Study looks at language used by online groomers

Des Mannion
Monday, June 19, 2017

The growth of the online world in recent decades has had a huge impact on all our lives from the way we consume media to how we socialise to how we shop.

Depressingly, these rapid changes have been accompanied by a corresponding growth in online issues around child protection. These challenges include the production and proliferation of child abuse images, bullying among children on social media, body image anxieties felt by young people and the danger of children being groomed by sex offenders masquerading as one of their peers.

For the NSPCC, online safety is among the key child protection issues of the 21st century. Governments and law enforcement are of the same mind - in Wales alone our police forces are recording increases in crimes stemming from the online world year-on-year as they get to grips with the problem.For example, there were 150 recorded crimes of adults meeting a child following sexual grooming over the last five years across Wales' four police forces with more than 60 per cent of these cases having an online element.

Despite this focus on internet safety too little is known about the methods used by paedophiles when they target children online. In the majority of cases, research into the tactics used by adults seeking to groom children in the offline world is merely applied to the online world.

Now new research carried out by a team led by Professor Nuria Lorenzo-Dus at Swansea University is some of the first which attempts to close this gap.

Drawing on the research findings, the NSPCC and Swansea University have joined forces for a six-month collaborative project designed to support professionals in social work, health, education and child protection and provide them with new skills for use in the front line.
The Online Grooming Communication project, funded by Swansea University's Cherish-de centre, aims to improve understanding of the language used by groomers as they seek to build a relationship with a child.

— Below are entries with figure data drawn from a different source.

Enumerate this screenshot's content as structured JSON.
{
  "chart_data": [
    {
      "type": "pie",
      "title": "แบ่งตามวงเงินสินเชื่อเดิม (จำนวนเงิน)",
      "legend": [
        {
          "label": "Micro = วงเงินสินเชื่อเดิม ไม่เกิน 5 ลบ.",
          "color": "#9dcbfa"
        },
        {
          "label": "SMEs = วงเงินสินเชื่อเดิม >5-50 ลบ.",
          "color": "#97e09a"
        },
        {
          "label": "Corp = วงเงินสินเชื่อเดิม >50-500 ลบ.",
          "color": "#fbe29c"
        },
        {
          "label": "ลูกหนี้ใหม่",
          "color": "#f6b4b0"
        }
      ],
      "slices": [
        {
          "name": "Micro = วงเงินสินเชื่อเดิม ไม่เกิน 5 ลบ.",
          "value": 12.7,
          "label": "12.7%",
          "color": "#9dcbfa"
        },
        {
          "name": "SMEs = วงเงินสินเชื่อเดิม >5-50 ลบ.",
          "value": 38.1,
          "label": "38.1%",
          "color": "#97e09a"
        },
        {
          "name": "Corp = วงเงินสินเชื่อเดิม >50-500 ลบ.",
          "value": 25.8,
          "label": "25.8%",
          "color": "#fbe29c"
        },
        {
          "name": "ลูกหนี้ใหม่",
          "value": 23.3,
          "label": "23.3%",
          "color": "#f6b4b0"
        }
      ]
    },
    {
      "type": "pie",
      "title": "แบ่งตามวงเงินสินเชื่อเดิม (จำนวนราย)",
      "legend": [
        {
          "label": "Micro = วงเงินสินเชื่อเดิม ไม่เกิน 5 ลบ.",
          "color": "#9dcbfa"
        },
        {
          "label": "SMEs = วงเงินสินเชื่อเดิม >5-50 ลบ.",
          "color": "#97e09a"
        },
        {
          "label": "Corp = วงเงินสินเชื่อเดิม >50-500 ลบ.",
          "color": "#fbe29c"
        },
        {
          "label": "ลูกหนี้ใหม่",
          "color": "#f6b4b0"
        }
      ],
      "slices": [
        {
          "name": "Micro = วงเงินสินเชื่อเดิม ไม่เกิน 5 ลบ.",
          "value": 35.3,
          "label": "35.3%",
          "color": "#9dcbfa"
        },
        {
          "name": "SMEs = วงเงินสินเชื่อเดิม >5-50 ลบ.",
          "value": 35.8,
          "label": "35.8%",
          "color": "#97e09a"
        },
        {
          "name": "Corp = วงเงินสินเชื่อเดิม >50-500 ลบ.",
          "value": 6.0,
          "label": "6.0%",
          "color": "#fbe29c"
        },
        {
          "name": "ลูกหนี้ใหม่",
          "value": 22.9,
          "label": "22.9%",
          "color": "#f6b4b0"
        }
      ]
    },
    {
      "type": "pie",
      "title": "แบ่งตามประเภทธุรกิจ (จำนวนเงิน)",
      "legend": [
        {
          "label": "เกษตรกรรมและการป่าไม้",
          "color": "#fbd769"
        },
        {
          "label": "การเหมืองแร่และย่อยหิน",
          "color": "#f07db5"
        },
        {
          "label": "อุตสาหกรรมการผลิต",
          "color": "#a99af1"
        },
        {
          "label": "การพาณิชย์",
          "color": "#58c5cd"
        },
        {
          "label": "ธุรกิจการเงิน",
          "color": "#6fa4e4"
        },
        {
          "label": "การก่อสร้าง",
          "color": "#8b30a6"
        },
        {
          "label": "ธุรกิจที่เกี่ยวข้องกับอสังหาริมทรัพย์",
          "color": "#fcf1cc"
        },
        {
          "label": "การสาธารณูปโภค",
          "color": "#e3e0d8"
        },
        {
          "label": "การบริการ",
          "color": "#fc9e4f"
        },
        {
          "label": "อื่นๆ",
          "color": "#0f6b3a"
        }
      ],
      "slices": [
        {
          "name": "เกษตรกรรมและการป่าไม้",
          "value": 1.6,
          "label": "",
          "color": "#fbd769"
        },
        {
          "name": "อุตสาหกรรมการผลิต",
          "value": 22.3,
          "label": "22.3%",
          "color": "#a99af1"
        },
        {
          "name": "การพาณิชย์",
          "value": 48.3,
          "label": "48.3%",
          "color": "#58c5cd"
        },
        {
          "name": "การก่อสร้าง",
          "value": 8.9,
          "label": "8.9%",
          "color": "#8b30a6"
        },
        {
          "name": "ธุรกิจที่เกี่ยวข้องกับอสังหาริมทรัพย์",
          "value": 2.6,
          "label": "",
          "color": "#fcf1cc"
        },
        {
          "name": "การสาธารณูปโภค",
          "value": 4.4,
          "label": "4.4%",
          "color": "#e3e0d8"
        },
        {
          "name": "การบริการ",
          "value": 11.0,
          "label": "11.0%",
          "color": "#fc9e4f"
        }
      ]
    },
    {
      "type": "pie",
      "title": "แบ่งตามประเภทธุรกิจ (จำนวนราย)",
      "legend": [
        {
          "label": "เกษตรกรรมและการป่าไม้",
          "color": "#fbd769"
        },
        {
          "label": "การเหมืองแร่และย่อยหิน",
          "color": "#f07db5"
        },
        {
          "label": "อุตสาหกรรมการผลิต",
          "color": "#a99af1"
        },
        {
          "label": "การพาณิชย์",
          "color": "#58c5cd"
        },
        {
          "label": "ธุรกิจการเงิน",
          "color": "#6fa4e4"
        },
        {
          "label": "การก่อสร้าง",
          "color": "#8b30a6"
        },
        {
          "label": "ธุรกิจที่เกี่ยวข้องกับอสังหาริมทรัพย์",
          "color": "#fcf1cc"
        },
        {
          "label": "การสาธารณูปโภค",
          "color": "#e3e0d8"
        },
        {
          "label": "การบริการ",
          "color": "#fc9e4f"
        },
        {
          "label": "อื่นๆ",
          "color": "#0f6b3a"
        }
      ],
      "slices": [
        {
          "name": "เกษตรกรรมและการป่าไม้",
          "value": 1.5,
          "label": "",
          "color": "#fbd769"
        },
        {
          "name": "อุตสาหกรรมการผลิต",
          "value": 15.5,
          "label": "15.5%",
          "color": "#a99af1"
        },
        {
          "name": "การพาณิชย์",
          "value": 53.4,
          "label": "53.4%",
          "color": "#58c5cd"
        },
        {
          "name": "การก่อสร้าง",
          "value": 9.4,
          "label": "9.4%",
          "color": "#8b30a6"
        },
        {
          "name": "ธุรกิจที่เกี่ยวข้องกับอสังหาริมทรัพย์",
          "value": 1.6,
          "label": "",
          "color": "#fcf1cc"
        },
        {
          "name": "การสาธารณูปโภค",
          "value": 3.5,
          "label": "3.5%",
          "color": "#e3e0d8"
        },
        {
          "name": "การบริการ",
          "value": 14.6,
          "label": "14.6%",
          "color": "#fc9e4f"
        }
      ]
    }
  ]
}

The research underpinning the project is some of the first to identify online grooming as a communicative process and develop a model to explain how groomers use language to achieve their goals: from how they build their victims' trust, and isolate them mentally, through to how they gauge their victims' compliance levels at different stages during the grooming process and how they use grooming communication to obtain sexual gratification.

With grooming defined as when someone builds an emotional connection with a child to gain their trust for the purposes of sexual abuse, sexual exploitation or trafficking, it's clear that the language used is important in this process.

The Swansea University project has already generated national headlines following its insight that paedophiles can successfully groom a child and arrange to meet them in less than 40 minutes.

It has also dispelled several myths - that groomers coerce children with sexually-explicit language from the start. In fact, the project has found that the language used is patient, complimentary, caring and persuasive, aimed at building a trusting relationship with the victim.

Progress is undoubtedly being made to better protect children in the UK while they are online. Following a campaign by the NSPCC new legislation was introduced in England and Wales in April this year making it an offence to send a sexual message to a child. Previously adults could not be prosecuted for sending such messages until the grooming escalated.

But the fight continues. It is hoped that high-quality research - like that taking place at Swansea University - into the communication strategies used by groomers, will help prevent more children being placed in danger in the real world as a result of their interactions online.